Już wygrałeś bieg!

31 maja 2019

„Zmęczonemu daje siłę, a bezsilnemu moc w obfitości. Nawet najmłodsi ustają, nawet młodzieńcy padają. Lecz tym, którzy ufają Panu, przybywa wciąż nowych sił, wzbijają się na skrzydłach jak orły, biegną, nie tracąc tchu, prą naprzód – i nie są zmęczeni”. (Izajasz 40,29—31) Życie dość często przypomina wyścig:
- z upływającym czasem,
- z zarobieniem na utrzymanie rodziny,
- z próbą zaspokojenia oczekiwań,
- by coś kupić, coś sprzedać.
Tyle, że ściganie się bywa wyczerpujące i prowadzi wprost do wypalenia. Przed nami wyścig życia, który wygramy, kiedy nasze oczy będą skoncentrowane na celu, na Jezusie. To powinno nas napędzać i motywować do biegu.

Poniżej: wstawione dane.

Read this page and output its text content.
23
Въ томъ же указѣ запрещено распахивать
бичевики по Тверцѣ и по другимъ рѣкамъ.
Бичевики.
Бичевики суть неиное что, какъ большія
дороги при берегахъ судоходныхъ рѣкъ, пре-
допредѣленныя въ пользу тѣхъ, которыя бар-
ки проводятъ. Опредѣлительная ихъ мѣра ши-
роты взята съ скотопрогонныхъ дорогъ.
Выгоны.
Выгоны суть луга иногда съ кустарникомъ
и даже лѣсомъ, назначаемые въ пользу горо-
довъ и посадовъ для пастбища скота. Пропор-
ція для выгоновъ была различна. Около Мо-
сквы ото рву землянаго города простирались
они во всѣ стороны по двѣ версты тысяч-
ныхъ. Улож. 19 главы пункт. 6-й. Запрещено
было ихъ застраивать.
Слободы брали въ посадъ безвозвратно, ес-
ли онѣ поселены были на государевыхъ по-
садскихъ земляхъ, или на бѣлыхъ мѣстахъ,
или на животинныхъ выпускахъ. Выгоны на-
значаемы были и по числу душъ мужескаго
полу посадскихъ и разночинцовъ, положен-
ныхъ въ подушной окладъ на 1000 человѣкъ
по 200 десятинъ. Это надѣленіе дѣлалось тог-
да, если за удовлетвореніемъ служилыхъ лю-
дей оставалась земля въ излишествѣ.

Co o tym mówi Biblia? „Z tego powodu my, otoczeni tak wielką rzeszą świadków, odrzućmy wszelkie przeszkody oraz krępujący nas grzech i biegnijmy wytrwale w wyznaczonym nam wyścigu. Utkwijmy wzrok w Jezusie, w Tym, który wzbudza i doskonali wiarę, i który ze względu na czekającą Go radość wycierpiał krzyż, nie zważając na hańbę, i zajął miejsce po prawej stronie tronu Boga”. (Hebrajczyków 12,1—2) Kiedy patrzymy na Jezusa, On daje nam wiarę i doskonali ją. To nie sprawi, że wyścig będzie przebiegał bez przeszkód, ale stanie się łatwiejszy do zniesienia, i mamy zapewnienie, że ukończymy go jako zwycięzcy! Jeśli nie wierzysz w Boga, w wyścigu życia podwójnie przegrywasz. Z wiarą zwyciężyłeś jeszcze zanim wystartowałeś! Niech stanie ci się jak wierzysz. Stan totalnego wyczerpania cię nie dopadnie. Raczej wstaniesz i będziesz biegł dalej! Modlę się, byś podobnie jak Paweł, mógł powiedzieć, „bylebym tylko dokonał biegu mego i służby, którą przyjąłem od Pana Jezusa” (Dzieje Apostolskie 20,24b)
Niech Bóg cię błogosławi – dzisiaj i zawsze!  

Dziękuję, że żyjesz!

Powrót do archiwum...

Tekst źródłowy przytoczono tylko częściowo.